Emergono nuovi dettagli sull'omicidio di Martinengo: stando a quanto riporta Il Corriere della Sera, prima di uccidere il marito Diego Rota Caryl Menghetti avrebbe minacciato di fargli del male, venendo ignorata dagli psichiatri da cui era stata visitata la mattina stessa all'ospedale di Treviglio. I fatti risalgono allo scorso 25 gennaio.
La donna, di 45 anni, era stata portata al pronto soccorso in ambulanza di prima mattina: quando era stata visitata dagli psichiatri di turno dell'ospedale di Treviglio, in preda alle allucinazioni aveva detto loro di voler uccidere il marito Diego Rota, venendo ignorata.
Chi l'aveva udita aveva infatti attribuito le sue frasi al suo stato di alterazione: non si aspettava che potesse farlo davvero. Quando era stata dimessa, con le indicazioni di una cura farmacologica da seguire a casa, Caryl però non era migliorata.
Dopo aver aspettato che la figlia di cinque anni andasse a dormire, la sera stessa ha impugnato un coltello da cucina, colpendo ripetutamente il marito nella loro camera da letto.
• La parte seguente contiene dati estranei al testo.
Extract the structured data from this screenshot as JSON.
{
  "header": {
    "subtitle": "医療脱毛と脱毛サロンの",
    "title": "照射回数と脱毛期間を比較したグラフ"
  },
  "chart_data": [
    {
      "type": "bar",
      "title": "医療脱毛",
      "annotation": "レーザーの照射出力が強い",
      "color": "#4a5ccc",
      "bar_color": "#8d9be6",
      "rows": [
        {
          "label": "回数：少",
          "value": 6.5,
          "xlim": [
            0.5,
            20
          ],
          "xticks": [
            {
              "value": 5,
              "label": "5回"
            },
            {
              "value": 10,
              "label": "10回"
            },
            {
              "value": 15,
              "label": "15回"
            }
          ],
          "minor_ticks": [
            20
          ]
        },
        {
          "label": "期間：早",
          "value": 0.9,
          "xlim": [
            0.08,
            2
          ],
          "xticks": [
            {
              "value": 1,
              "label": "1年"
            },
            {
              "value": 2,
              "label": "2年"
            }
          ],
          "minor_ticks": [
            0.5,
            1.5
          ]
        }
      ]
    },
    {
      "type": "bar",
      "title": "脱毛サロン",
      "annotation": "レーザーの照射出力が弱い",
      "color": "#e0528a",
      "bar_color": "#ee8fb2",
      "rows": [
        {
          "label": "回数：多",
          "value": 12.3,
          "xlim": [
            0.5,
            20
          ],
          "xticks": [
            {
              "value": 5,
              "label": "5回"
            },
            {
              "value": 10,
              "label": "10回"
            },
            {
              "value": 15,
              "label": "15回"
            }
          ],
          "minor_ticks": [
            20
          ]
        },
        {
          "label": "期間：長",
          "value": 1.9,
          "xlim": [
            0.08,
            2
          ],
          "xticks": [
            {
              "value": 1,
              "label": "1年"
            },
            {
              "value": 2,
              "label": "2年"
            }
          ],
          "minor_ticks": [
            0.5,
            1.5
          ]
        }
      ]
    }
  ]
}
A dare l'allarme, mettendosi in contatto con il 112, era stata la sorella, che poco prima della mezzanotte aveva ricevuto una videochiamata dalla donna, ancora sporca di sangue e delirante.
Sembra che da un po' soffrisse di problemi psichici e che tre anni fa fosse stata addirittura sottoposta a un Tso, un trattamento sanitario obbligatorio, per i suoi comportamenti aggressivi, venendo ricoverata per diversi mesi proprio a Treviglio. L'ipotesi è che non fosse in sé e che abbia quindi agito per futili motivi.
Per fare luce sull'accaduto gli inquirenti stanno lavorando senza sosta. Ieri, 26 gennaio, hanno sequestrato il piano terra dell'abitazione in cui si è consumato il delitto e il coltello usato dalla 45enne per aggredire il marito, che ai più era noto per la sua ditta di falegnameria. I vicini di casa li ricordano come una coppia "riservata e tranquilla", che mai aveva dato problemi. La figlioletta, su disposizione della Procura per i minori, è stata affidata a dei familiari.
L'omicidio di Martinengo segue di poco almeno altri tre delitti che nella Bergamasca hanno visto coinvolte persone con problemi psichiatrici o facenti uso di sostanze. Si pensi poi al caso di Giulia Lavatura, la donna che si è gettata da un balcone al nono piano di un palazzo di via Dradi, a Ravenna, con in braccio la figlia Wendy, di 6 anni, e la loro cagnolina, entrambe morte sul colpo.
Sembra che avesse subito due Tso, nel 2014 e nel 2017, e che durante il ricovero i medici le avessero diagnosticato una forma di disturbo bipolare. Prima di lanciarsi nel vuoto da un'impalcatura adiacente allo stabile in cui viveva insieme alla sua famiglia su Facebook aveva pubblicato un lungo post in cui incolpava il padre di avere conoscenze al Centro di salute mentale e di controllarle i dosaggi delle medicine e il marito Davide Timò, ingegnere, di non supportarla abbastanza.
Secondo gli esperti che hanno analizzato le sue parole, nella "visione offuscata" che aveva sviluppato il suo era "un atto d'amore": togliendo la vita alla sua bambina e a sé stessa - oltre che alla cagnolina - sperava di proteggerla dall'odio che percevipa da parte delle persone che le erano vicine. Se avesse ricevuto le cure di cui aveva bisogno, forse poteva essere fermata.
Al tentato suicidio è sopravvissuta, "ma è morta dentro", riferisce qualcuno. È accusata di omicidio volontario pluriaggravato e uccisione di animali. Bisognerà capire, però, se al momento dei fatti fosse capace di intendere e di volere: in caso contrario non sarebbe imputabile.